G.fast uses 106 MHz compared to only 1 MHz for ADSL. More MHz means more capacity but only works over very short loops. The actual ITU standard is 300 pages with dozens (?hundreds) of features which have relatively little impact on the speed. Traditional VDSL used 17 MHz for speeds around 100 megabits. G.fast can use 106 MHz for speeds typically 400-700 down, 100 megabits up. (The "gigabit" is pr fluff today although upgrades to actually get a gigabit are in the works.)
The distance limit: High frequencies used by G.fast don't go very far in ordinary telco twisted pair cables. It was designed for 50-150 meters and speeds drop rapidly after that. British Telecom and AT&T engineers told the ITU standards group that short reach was fine and G.fast nodes would be 8-16 homes. That set the standard.
G,halffast When British Telecom realized the cost of running fiber to 4M "distribution points/curbs" they sent the entire plan back to the drawing board. The maximum wire length was increased from 250 meters to 500 meters. Chip makers are scrambling to modify their chips to the new demand. Many English homes will get speeds of 100-400 down, not close to the promised gigabit but pretty darn good.
How many homes get 400-700 megabits down and how many don't get 100 megabits depends on how much money BT decides to spend on the network. The odds are BT will keep costs down, leaving many customers with far lower speeds than the pr is suggesting. AT&T customers will probably get the 400-700 megabits down. Most of their deployment will be fiber to the basement and G.fast to an apartment. That's often less than 100 meters and the high speeds are possible. From now to at least 2019, AT&T plans to "fiber" ~15% of their homes. Most will be apartments.
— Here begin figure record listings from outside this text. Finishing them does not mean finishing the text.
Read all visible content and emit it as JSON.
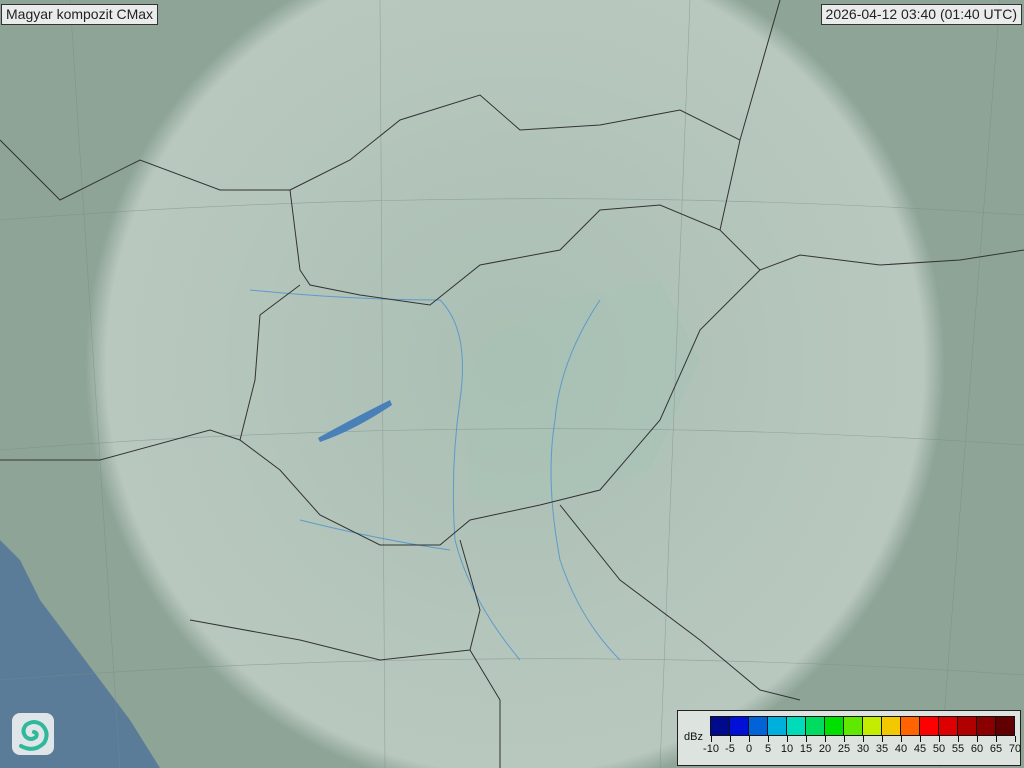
{
  "title": "Magyar kompozit  CMax",
  "timestamp": "2026-04-12 03:40 (01:40 UTC)",
  "legend": {
    "unit": "dBz",
    "labels": [
      "-10",
      "-5",
      "0",
      "5",
      "10",
      "15",
      "20",
      "25",
      "30",
      "35",
      "40",
      "45",
      "50",
      "55",
      "60",
      "65",
      "70"
    ],
    "colors": [
      "#000a8c",
      "#0010d6",
      "#0064d8",
      "#00b0dc",
      "#00dcb8",
      "#00dc60",
      "#00e000",
      "#60e800",
      "#c4ec00",
      "#f4c800",
      "#ff6400",
      "#ff0000",
      "#dc0000",
      "#b00000",
      "#8a0000",
      "#600000"
    ]
  },
  "map": {
    "land_color": "#8ea497",
    "coverage_color": "#c9d8cf",
    "sea_color": "#5a7c98",
    "border_color": "#333333",
    "river_color": "#4a90d0"
  },
  "logo_icon": "swirl-logo-icon"
}
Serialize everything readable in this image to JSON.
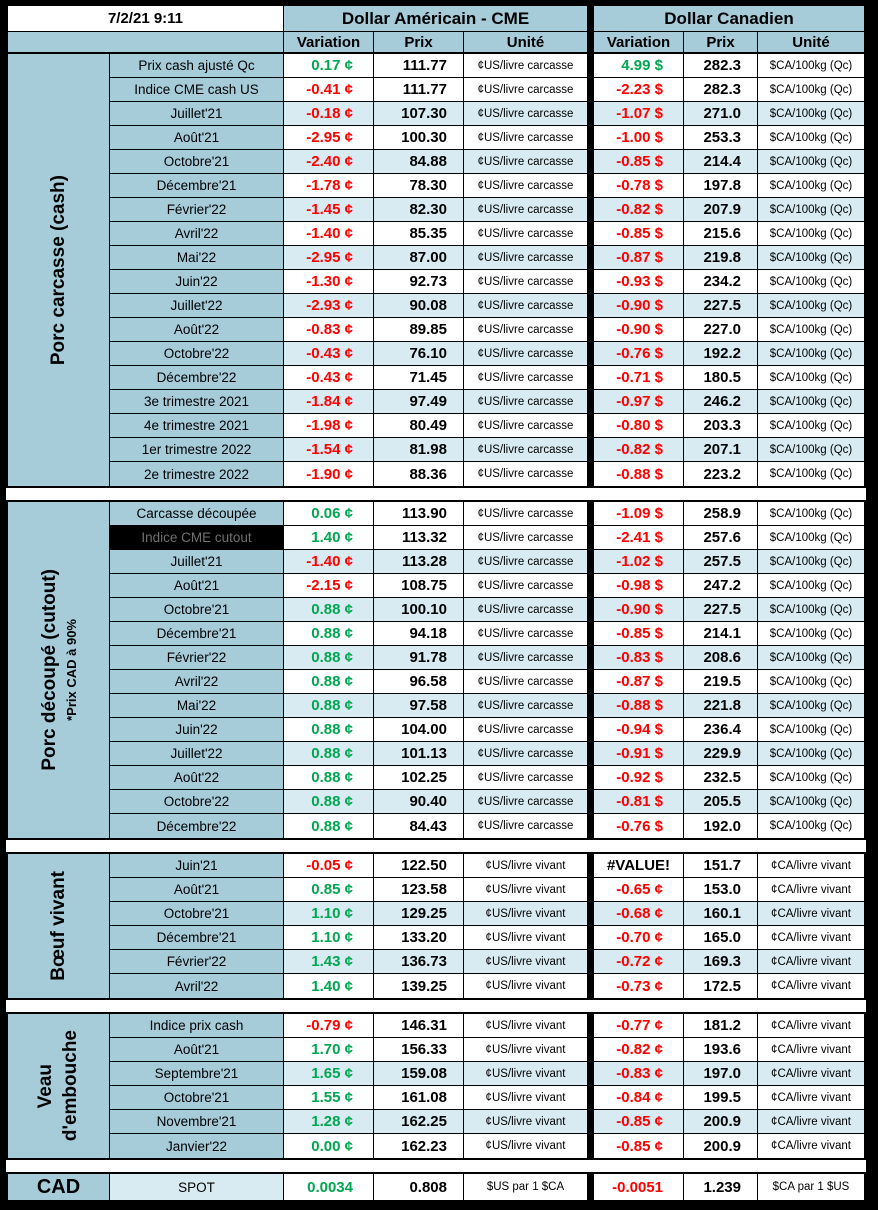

"The Brits love their gardens," I'm told. They have very few apartment buildings, so BT can't use AT&T's strategy. BT is also planning to do far more than AT&T's 15%, going quickly to "nearly all the country." They will mostly have to deal with private homes.
Yes, the gigabit is possible in a few years. Rami Verbin of Sckipio is confident a gigabit is practical. Based on testing the current generation of chips, he can increase the "constellation," loading more bits per hertz. "Non-linear precoding" should add more bandwidth as well, making the system more efficient. It increases the complexity of the chip but Moore's Law is bringing down the cost. Paul Spruyt of Alcatel has a similar expectation and these changes are being actively considered in standards.
There's lots more to know if you're building a network, but this should get the non-expert started.